The other day, I came across something very old by age yet new to me – the so-called cossack motorcycles, specifically the heavy cossack motorcycles – Dnipro MT and Ural motorcycles. For anyone who loves past and is fond of biking, these will become a true revelation. They were firstly introduced in the middle of the 20th century in the USSR, and they rock since then. Their design hasn’t changed a lot since those years, but the technical part takes advantage of all the new specs of our time or at least tries to.
One of the most exciting parts that make these bikes work is their four-stroke boxer engines. Those engines haven’t changed much, but thanks to their flexibility they can be tuned heavily to meet the modern world demands. There are lots of enthusiasts who find new and new ways to increase the performance and reliability of those pieces of history. The parts get improved or replaced with new analogues to meet modern standards, and as an engine-lover, I can’t stop reading about them.

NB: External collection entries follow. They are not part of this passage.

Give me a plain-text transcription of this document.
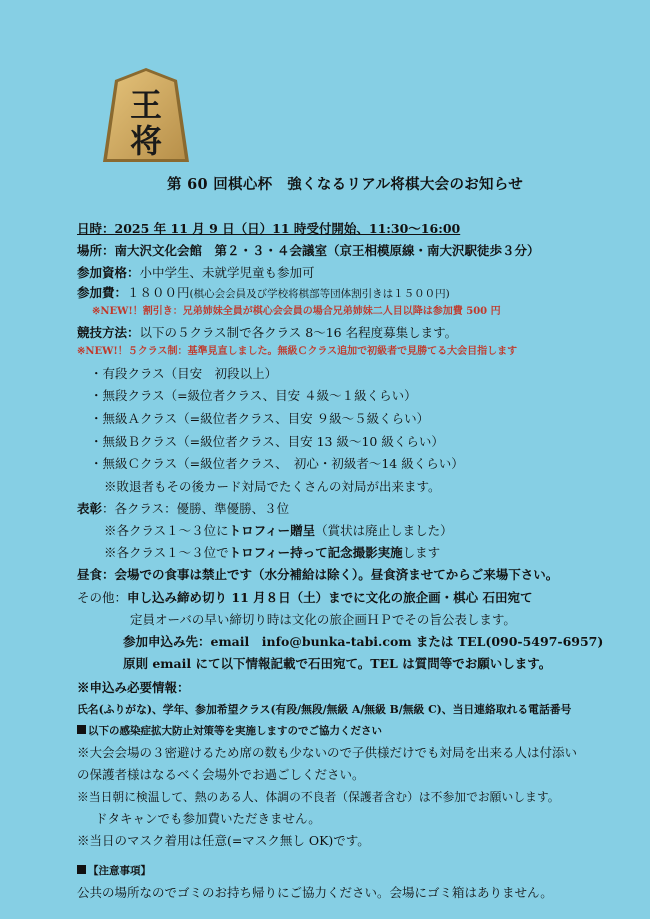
王
将
第 60 回棋心杯　強くなるリアル将棋大会のお知らせ
日時：2025 年 11 月 9 日（日）11 時受付開始、11:30～16:00
場所：南大沢文化会館　第２・３・４会議室（京王相模原線・南大沢駅徒歩３分）
参加資格：小中学生、未就学児童も参加可
参加費：１８００円(棋心会会員及び学校将棋部等団体割引きは１５００円)
※NEW!！割引き：兄弟姉妹全員が棋心会会員の場合兄弟姉妹二人目以降は参加費 500 円
競技方法：以下の５クラス制で各クラス 8～16 名程度募集します。
※NEW!！５クラス制：基準見直しました。無級Ｃクラス追加で初級者で見勝てる大会目指します
・有段クラス（目安　初段以上）
・無段クラス（=級位者クラス、目安 ４級～１級くらい）
・無級Ａクラス（=級位者クラス、目安 ９級～５級くらい）
・無級Ｂクラス（=級位者クラス、目安 13 級～10 級くらい）
・無級Ｃクラス（=級位者クラス、　初心・初級者～14 級くらい）
※敗退者もその後カード対局でたくさんの対局が出来ます。
表彰：各クラス：優勝、準優勝、３位
※各クラス１～３位にトロフィー贈呈（賞状は廃止しました）
※各クラス１～３位でトロフィー持って記念撮影実施します
昼食：会場での食事は禁止です（水分補給は除く）。昼食済ませてからご来場下さい。
その他：申し込み締め切り 11 月８日（土）までに文化の旅企画・棋心 石田宛て
定員オーバの早い締切り時は文化の旅企画ＨＰでその旨公表します。
参加申込み先：email　info@bunka-tabi.com または TEL(090-5497-6957)
原則 email にて以下情報記載で石田宛て。TEL は質問等でお願いします。
※申込み必要情報：
氏名(ふりがな)、学年、参加希望クラス(有段/無段/無級 A/無級 B/無級 C)、当日連絡取れる電話番号
以下の感染症拡大防止対策等を実施しますのでご協力ください
※大会会場の３密避けるため席の数も少ないので子供様だけでも対局を出来る人は付添い
の保護者様はなるべく会場外でお過ごしください。
※当日朝に検温して、熱のある人、体調の不良者（保護者含む）は不参加でお願いします。
ドタキャンでも参加費いただきません。
※当日のマスク着用は任意(=マスク無し OK)です。
【注意事項】
公共の場所なのでゴミのお持ち帰りにご協力ください。会場にゴミ箱はありません。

To learn more about these extraordinary bikes, I surfed the Internet and found a website run by a Ukrainian enthusiast Alex White – Cossack Motorcycles. There I found a lot of interesting details about those bikes, and with every article the topic becomes more exciting. For example, these motorcycles were mostly equipped with sidecars, as it made them more suitable for using in military at that time. Moreover, such bikes were popular both in the USSR and among their allies, as well as worldwide. Interesting thing, the items for export were told to be of a higher quality that those for domestic use.
I heard many people still think those old-school military-looking Dnipro MT and Ural are just a voice from the past. Still they are powerful enough to be used and are quite in demand among different collectors and folks who love having something extraordinary. As pieces of art, tuned versions appear in many valuable collections. As working motorcycles, they appear in cinema, like a Dnipro MT that was featured in the Indiana Jones franchise as a Nazi bike, ironically.
After reading more, it finally came to my attention that Dnipro MT and Ural are actually different bike brands with similar designs. Both have many models, almost all of them with a story. There may actually be a list of interesting facts about most models and lineups of those heavy motorcycles. Dnipro MT bikes, for example, were quite popular in the Soviet biker movement who called themselves rockers. Those bikes were easier to tune, making them faster and more intense in design.
There’s a lot more to tell, so make sure you read something on cossack motorcycles. It’s not that I want to purchase one, though, as I’ve never been a huge biking fan. However, these bikes deserve recognition, so I thought you might be interested in getting familiar with them. Old-school doesn’t mean outdated, and I’m definitely going to explore these bikes for myself.